Both Coca-Cola and PepsiCo are going
on aggressive campaigns to defend their drinks, putting
large posters and fliers in shops and food markets in
metropolitan centres assuring customers that the soft
drinks sold in India are safe. The allegation that multinationals
have differing standards for their products in the post-industrial
societies, emerging economies and developing countries
is one to which all companies profess sensitivity, so
it is not surprising that Coca-Cola India's Aug. 11
2006 news release openly states that "we have the
same uncompromising commitment to product safety and
quality in our beverages in India that we offer around
the world."
This controversy, however, is only
the latest in a line of long-standing differences between
CSE and the two cola giants, which together control
over 90 percent of India's soft drinks market. In early
2003, CSE found nearly the same level of pesticides
in a large number of samples of both Coke and Pepsi,
and a joint committee of both houses of the Indian Parliament
affirmed in 2004 its corroboration of CSE's findings.
The Joint Parliamentary Committee, over the next two
years, labored to set new standards, which it reconfirmed
for proposal to the Bureau of Indian Standards in March
2006. The new standards still await acceptance by the
Indian Government.
Coca-Cola has had a more tumultuous
history in India than just its disagreements with CSE.

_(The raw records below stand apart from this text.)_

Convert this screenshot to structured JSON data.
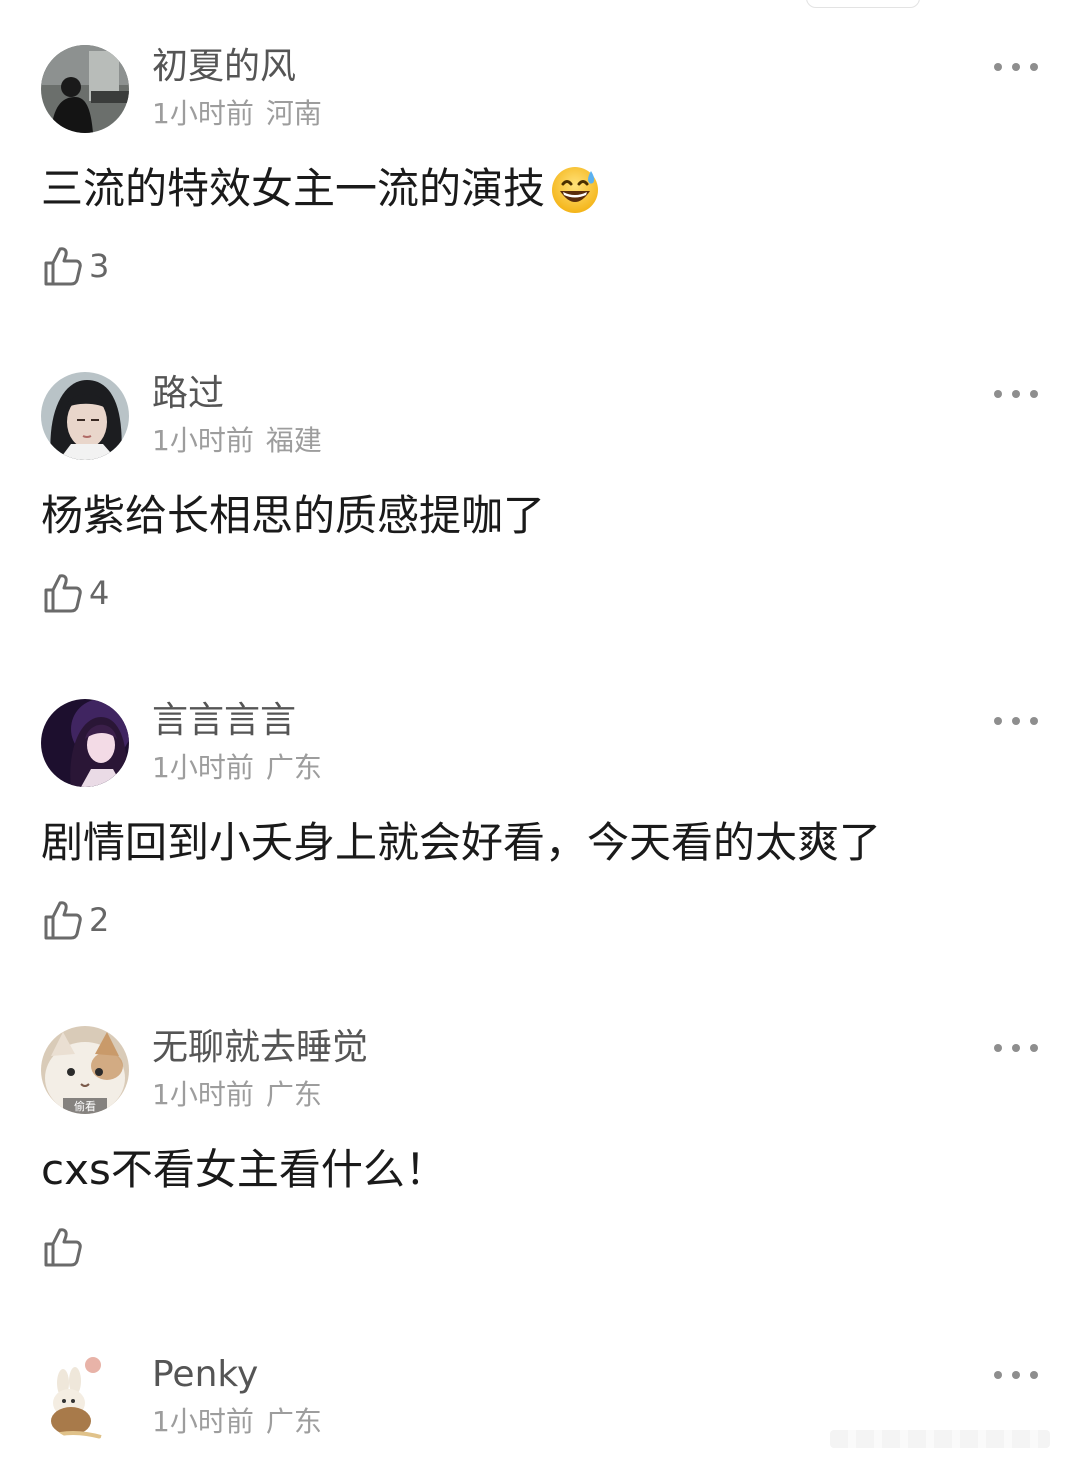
{
  "comments": [
    {
      "username": "初夏的风",
      "time": "1小时前",
      "location": "河南",
      "text": "三流的特效女主一流的演技",
      "emoji": "😅",
      "likes": "3"
    },
    {
      "username": "路过",
      "time": "1小时前",
      "location": "福建",
      "text": "杨紫给长相思的质感提咖了",
      "likes": "4"
    },
    {
      "username": "言言言言",
      "time": "1小时前",
      "location": "广东",
      "text": "剧情回到小夭身上就会好看，今天看的太爽了",
      "likes": "2"
    },
    {
      "username": "无聊就去睡觉",
      "time": "1小时前",
      "location": "广东",
      "text": "cxs不看女主看什么！",
      "likes": "",
      "avatar_caption": "偷看"
    },
    {
      "username": "Penky",
      "time": "1小时前",
      "location": "广东"
    }
  ],
  "icons": {
    "like": "thumbs-up-outline-icon",
    "more": "ellipsis-horizontal-icon",
    "emoji": "grinning-face-with-sweat-emoji"
  },
  "colors": {
    "username": "#555555",
    "meta": "#9d9d9d",
    "text": "#1a1a1a",
    "icon": "#6a6a6a"
  }
}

The present dispute masks considerations that are in
some respects far more serious, or certainly of greater
importance. Its bottling plants are under siege, it
stands accused of draining scarce water resources and
activists and villagers have battled Coca-Cola on the
streets and in courts. No one is prepared yet to forecast
its demise in India, but the iron-clad laws of karma
seem poised to extract the last drop of water from the
Cola that promises to keep its consumers feeling forever
fresh.
If the allegations of pesticide contamination
are true, the levels of pesticide can be brought down
to meet international standards. But the inescapable
fact remains that Coca-Cola consumes increasingly scarce
water resources. Among farmers in India, Coca-Cola and
PepsiCo are known as 'pani chors' or water thieves.
The water table has fallen precipitously in many parts
of India, and hundreds of struggles between the beverage
giants and local people have been documented around
the country.
To take one example: in Kaladera, some 40 kilometers
from Jaipur, over 200 villagers from 22 neighboring
villages voted to demand the closure of the local Coca-Cola
plant, which in nine months ending in December 2003
had extracted nearly 175,000 cubic meters of water on
the payment of a meagre Rs 24,000 ($525) to the Indian
government.
Among the most well-documented of these
struggles has been at Plachimada in Kerala, where the
Coca-Cola Virudha Samara Samiti [Anti-Coca-Cola Struggle
Committee] organized a mass rally in August 2002 to
protest the appropriation of 1.5 million litres of water
daily by the Coca-Cola company. Hundreds of millions
of Indians have no access to safe drinking water, and
activists allege that the actions of Coca-Cola and other
soft drinks manufacturers are calculated to aggravate
acute water shortages. When the political economy of
water begins to be understood, Coca-Cola's place in
that narrative will not be insubstantial.